Coefficient of the term independent of x in the expansion of `(1/2x^(1//3)+x^(-1//5))^(8)` is ______

To find the coefficient of the term independent of \( x \) in the expansion of \( \left( \frac{1}{2}x^{\frac{1}{3}} + x^{-\frac{1}{5}} \right)^{8} \), we will follow these steps: ### Step 1: Identify the General Term The general term \( T_{r+1} \) in the binomial expansion of \( (a + b)^n \) is given by: \[ T_{r+1} = \binom{n}{r} a^{n-r} b^{r} \] In our case, \( a = \frac{1}{2} x^{\frac{1}{3}} \), \( b = x^{-\frac{1}{5}} \), and \( n = 8 \).

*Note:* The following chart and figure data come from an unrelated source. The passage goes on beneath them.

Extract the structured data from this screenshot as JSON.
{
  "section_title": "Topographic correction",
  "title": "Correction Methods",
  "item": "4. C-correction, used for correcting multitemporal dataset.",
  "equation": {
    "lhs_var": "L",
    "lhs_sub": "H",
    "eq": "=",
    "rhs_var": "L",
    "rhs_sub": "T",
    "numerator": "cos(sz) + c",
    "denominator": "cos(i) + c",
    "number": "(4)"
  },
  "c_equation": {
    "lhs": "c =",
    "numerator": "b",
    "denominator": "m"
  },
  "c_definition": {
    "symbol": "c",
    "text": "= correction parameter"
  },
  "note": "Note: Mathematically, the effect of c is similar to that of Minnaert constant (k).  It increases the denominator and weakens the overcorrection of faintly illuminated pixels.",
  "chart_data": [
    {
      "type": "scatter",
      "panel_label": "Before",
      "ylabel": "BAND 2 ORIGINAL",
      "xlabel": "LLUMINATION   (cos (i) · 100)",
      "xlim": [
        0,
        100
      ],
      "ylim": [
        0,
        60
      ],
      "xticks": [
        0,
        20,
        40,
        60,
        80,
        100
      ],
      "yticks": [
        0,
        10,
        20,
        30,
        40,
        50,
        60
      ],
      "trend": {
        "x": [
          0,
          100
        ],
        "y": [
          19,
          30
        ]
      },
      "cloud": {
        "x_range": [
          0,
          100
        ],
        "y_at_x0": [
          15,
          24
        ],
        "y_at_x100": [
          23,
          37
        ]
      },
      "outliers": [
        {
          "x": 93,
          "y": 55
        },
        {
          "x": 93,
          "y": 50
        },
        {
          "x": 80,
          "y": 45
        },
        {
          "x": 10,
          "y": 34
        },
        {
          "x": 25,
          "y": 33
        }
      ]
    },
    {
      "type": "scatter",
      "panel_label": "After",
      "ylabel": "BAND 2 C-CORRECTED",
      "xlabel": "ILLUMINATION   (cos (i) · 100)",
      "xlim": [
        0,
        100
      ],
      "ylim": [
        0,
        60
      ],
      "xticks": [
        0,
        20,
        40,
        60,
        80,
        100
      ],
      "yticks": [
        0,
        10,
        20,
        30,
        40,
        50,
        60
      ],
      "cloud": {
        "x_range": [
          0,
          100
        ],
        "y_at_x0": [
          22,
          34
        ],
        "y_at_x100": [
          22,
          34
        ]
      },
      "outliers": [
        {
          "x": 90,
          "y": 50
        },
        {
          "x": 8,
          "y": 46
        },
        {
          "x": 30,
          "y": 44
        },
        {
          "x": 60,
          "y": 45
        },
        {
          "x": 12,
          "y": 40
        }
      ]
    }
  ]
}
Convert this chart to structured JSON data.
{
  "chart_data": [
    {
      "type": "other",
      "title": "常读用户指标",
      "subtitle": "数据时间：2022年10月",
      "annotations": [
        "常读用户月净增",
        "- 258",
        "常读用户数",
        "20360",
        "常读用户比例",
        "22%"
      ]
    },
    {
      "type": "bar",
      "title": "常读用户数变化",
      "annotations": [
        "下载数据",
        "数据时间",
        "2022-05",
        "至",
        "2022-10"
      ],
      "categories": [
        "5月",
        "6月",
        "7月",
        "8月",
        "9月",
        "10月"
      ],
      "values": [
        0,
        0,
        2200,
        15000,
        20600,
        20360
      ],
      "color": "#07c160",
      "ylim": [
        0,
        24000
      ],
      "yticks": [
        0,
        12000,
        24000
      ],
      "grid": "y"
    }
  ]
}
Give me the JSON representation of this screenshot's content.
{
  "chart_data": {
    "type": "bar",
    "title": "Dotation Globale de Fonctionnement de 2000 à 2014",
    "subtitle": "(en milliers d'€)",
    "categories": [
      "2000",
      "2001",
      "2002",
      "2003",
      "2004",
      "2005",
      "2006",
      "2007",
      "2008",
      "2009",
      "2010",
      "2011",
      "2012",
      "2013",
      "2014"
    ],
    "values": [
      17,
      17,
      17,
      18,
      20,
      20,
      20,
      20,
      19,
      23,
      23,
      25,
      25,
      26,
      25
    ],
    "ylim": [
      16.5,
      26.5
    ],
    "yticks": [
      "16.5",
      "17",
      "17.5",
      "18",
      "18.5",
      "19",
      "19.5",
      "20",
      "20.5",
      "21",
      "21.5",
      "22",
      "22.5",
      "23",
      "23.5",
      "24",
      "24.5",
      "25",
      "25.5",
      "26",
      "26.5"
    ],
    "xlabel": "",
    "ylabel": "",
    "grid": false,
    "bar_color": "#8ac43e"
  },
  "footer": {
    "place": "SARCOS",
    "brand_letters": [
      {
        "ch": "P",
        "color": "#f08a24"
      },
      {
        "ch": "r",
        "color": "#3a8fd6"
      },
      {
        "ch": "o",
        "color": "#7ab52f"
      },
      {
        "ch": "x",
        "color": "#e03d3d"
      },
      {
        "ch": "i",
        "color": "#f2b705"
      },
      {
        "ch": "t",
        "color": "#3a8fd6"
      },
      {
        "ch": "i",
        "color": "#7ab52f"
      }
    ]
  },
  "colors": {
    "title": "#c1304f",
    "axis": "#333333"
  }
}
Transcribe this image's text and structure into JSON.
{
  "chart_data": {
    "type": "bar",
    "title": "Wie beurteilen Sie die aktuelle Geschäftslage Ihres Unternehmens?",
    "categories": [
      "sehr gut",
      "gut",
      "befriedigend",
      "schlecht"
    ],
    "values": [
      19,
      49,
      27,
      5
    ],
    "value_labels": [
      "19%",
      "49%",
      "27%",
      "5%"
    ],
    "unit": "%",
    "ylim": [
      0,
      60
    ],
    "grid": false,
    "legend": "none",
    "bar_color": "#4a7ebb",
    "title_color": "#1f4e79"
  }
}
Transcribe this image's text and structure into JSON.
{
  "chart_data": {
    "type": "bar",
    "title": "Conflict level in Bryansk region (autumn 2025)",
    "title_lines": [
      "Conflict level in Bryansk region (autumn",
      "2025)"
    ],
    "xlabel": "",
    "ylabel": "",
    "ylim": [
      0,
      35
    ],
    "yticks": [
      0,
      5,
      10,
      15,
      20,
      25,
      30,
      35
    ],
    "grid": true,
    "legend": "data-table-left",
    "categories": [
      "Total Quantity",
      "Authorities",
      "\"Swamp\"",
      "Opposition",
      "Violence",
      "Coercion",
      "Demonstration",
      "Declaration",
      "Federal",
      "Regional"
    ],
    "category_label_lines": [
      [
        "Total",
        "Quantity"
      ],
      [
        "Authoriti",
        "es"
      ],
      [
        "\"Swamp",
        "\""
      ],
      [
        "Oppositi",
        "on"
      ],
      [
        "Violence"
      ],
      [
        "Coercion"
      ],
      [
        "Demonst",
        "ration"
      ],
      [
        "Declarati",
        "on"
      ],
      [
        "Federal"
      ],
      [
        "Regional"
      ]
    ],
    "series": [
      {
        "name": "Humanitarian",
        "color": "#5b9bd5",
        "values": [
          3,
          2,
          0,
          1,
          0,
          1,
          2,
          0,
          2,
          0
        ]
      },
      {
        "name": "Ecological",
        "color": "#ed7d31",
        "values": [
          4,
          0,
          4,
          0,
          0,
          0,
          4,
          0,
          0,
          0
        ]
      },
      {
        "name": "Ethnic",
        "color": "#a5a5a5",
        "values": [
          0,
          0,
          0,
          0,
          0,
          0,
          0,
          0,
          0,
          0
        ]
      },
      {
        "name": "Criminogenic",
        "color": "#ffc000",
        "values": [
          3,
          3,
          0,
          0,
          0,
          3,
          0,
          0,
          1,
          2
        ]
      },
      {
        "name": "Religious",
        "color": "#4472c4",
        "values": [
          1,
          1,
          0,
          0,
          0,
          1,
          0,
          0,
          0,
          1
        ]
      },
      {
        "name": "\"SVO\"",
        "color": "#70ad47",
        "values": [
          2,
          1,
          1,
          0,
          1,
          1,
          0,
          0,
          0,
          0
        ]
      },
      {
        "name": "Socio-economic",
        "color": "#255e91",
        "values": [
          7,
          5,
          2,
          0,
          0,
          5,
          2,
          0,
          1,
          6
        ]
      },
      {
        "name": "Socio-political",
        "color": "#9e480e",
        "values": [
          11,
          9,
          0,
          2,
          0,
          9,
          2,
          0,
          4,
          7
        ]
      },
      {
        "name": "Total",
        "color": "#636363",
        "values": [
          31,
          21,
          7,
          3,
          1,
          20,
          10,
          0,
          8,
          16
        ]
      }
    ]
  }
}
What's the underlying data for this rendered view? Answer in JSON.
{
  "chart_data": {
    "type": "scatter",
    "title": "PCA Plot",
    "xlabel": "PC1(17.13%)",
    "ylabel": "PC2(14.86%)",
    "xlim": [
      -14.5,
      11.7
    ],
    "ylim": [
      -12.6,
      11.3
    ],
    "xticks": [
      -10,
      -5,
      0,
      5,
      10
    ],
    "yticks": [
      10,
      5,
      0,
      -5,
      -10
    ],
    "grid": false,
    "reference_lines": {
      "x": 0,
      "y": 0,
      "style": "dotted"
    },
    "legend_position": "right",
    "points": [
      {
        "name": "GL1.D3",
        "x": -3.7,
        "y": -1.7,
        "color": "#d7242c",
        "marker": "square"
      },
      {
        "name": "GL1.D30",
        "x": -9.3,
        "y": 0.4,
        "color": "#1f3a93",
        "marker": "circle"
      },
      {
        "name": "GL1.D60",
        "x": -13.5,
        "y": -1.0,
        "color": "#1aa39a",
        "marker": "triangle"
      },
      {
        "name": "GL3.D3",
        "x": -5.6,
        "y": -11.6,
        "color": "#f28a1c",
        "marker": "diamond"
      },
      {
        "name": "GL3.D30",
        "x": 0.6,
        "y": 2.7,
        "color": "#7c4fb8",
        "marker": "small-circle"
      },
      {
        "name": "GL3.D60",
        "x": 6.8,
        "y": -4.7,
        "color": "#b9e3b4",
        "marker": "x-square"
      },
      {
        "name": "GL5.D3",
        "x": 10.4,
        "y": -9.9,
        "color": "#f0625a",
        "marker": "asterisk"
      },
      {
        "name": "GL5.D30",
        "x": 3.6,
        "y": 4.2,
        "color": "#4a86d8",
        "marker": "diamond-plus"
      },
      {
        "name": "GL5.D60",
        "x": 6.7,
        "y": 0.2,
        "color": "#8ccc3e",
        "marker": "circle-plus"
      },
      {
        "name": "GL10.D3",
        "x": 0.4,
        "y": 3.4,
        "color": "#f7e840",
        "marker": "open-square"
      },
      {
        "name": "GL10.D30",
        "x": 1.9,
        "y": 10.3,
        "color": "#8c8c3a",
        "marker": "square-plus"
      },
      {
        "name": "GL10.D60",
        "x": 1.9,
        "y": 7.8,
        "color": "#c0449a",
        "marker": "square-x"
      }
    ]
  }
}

Thus, the general term becomes: \[ T_{r+1} = \binom{8}{r} \left(\frac{1}{2} x^{\frac{1}{3}}\right)^{8-r} \left(x^{-\frac{1}{5}}\right)^{r} \] ### Step 2: Simplify the General Term Now, simplify the general term: \[ T_{r+1} = \binom{8}{r} \left(\frac{1}{2}\right)^{8-r} x^{\frac{8-r}{3}} x^{-\frac{r}{5}} \] Combining the powers of \( x \): \[ T_{r+1} = \binom{8}{r} \left(\frac{1}{2}\right)^{8-r} x^{\frac{8-r}{3} - \frac{r}{5}} \] ### Step 3: Find the Power of \( x \) To find the term independent of \( x \), we need: \[ \frac{8-r}{3} - \frac{r}{5} = 0 \] Finding a common denominator (which is 15): \[ \frac{5(8-r) - 3r}{15} = 0 \] This simplifies to: \[ 40 - 5r - 3r = 0 \implies 40 - 8r = 0 \implies 8r = 40 \implies r = 5 \] ### Step 4: Substitute \( r \) Back into the General Term Now that we have \( r = 5 \), we can find the coefficient of the term independent of \( x \): \[ T_{6} = \binom{8}{5} \left(\frac{1}{2}\right)^{8-5} x^{0} \] Calculating \( \binom{8}{5} \): \[ \binom{8}{5} = \binom{8}{3} = \frac{8!}{3!5!} = \frac{8 \times 7 \times 6}{3 \times 2 \times 1} = 56 \] Thus, the term becomes: \[ T_{6} = 56 \left(\frac{1}{2}\right)^{3} = 56 \cdot \frac{1}{8} = 7 \] ### Conclusion The coefficient of the term independent of \( x \) in the expansion is \( 7 \).